Here’s the plot twist nobody saw coming: when the U.S. government told Anthropic to shut down access to its newest AI models, investors panicked. But if you’re paying attention, this is actually the most bullish signal for AI infrastructure stocks we’ve seen all year.
Let me explain why.
For years, Washington treated AI like any other tech trend—cool, transformative, maybe needs some rules. But last week, the feds essentially said: “Nope. This is now in the same category as nuclear weapons and semiconductors.” That’s not a policy tweak. That’s a regime change.
When governments decide something is critical to national security, capital flows regardless of what the economy’s doing. It’s not discretionary spending anymore—it’s mandatory. And that creates a permanent floor under an entire industry.
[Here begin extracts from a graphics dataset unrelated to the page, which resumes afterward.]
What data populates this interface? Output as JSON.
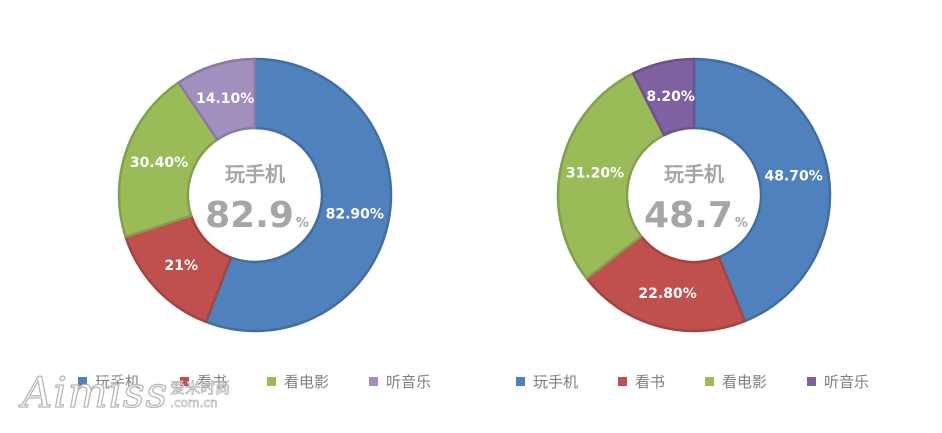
{
  "chart_data": [
    {
      "type": "pie",
      "variant": "donut",
      "categories": [
        "玩手机",
        "看书",
        "看电影",
        "听音乐"
      ],
      "values": [
        82.9,
        21,
        30.4,
        14.1
      ],
      "data_labels": [
        "82.90%",
        "21%",
        "30.40%",
        "14.10%"
      ],
      "colors": [
        "#4f81bd",
        "#c0504d",
        "#9bbb59",
        "#a08fbf"
      ],
      "center_label": "玩手机",
      "center_value": "82.9",
      "center_unit": "%",
      "legend": "bottom"
    },
    {
      "type": "pie",
      "variant": "donut",
      "categories": [
        "玩手机",
        "看书",
        "看电影",
        "听音乐"
      ],
      "values": [
        48.7,
        22.8,
        31.2,
        8.2
      ],
      "data_labels": [
        "48.70%",
        "22.80%",
        "31.20%",
        "8.20%"
      ],
      "colors": [
        "#4f81bd",
        "#c0504d",
        "#9bbb59",
        "#7f61a1"
      ],
      "center_label": "玩手机",
      "center_value": "48.7",
      "center_unit": "%",
      "legend": "bottom"
    }
  ],
  "watermark": {
    "main": "Aimiss",
    "cn": "爱米时尚",
    "url": ".com.cn"
  }
}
Think about it like this: the Manhattan Project didn’t happen because the market demanded it. It happened because the government decided atomic weapons were non-negotiable. We’re watching the early stages of the same thing with AI infrastructure, except this time it’s not one centralized program—it’s an entire ecosystem that needs to be built domestically.
The U.S. is already moving. Japan just committed $1 billion (matching U.S. funding) to AI science and computing. Saudi Arabia’s throwing $100 billion at sovereign AI infrastructure. The UAE is building its own AI stack. China’s been quietly scaling domestic chip production for years. This is now a race, and races don’t have off switches.
Here’s what matters for your portfolio: once AI infrastructure becomes a national security priority, every layer of that stack gets a tailwind. We’re talking about companies that make the chips (Nvidia, Broadcom, Micron), the networking gear (Arista, Ciena, Corning), the power systems (GE Vernova, Vertiv, Eaton), and the security infrastructure (CrowdStrike, Palo Alto Networks, Fortinet).
The genius part? This spending is self-reinforcing. Every country’s AI buildout accelerates the others’, which means more demand for chips, power, networking, and security. It’s a flywheel that doesn’t stop.
What’s really interesting is where the smart money is already positioned. Peter Thiel’s latest holdings show zero Nvidia, zero Apple, zero Microsoft. Instead, he’s loaded up on the physical layer—energy infrastructure, nuclear power, the hard assets that make sovereign AI possible. That’s not a coincidence.
The Anthropic shutdown was basically the government saying: “AI matters too much to leave unguarded.” And when governments make that call, the companies that build the infrastructure underneath it tend to do very well.
This isn’t about picking the next hot AI startup. It’s about owning the picks and shovels in a gold rush that governments have decided they can’t afford to lose. That’s a different animal entirely—and it’s just getting started.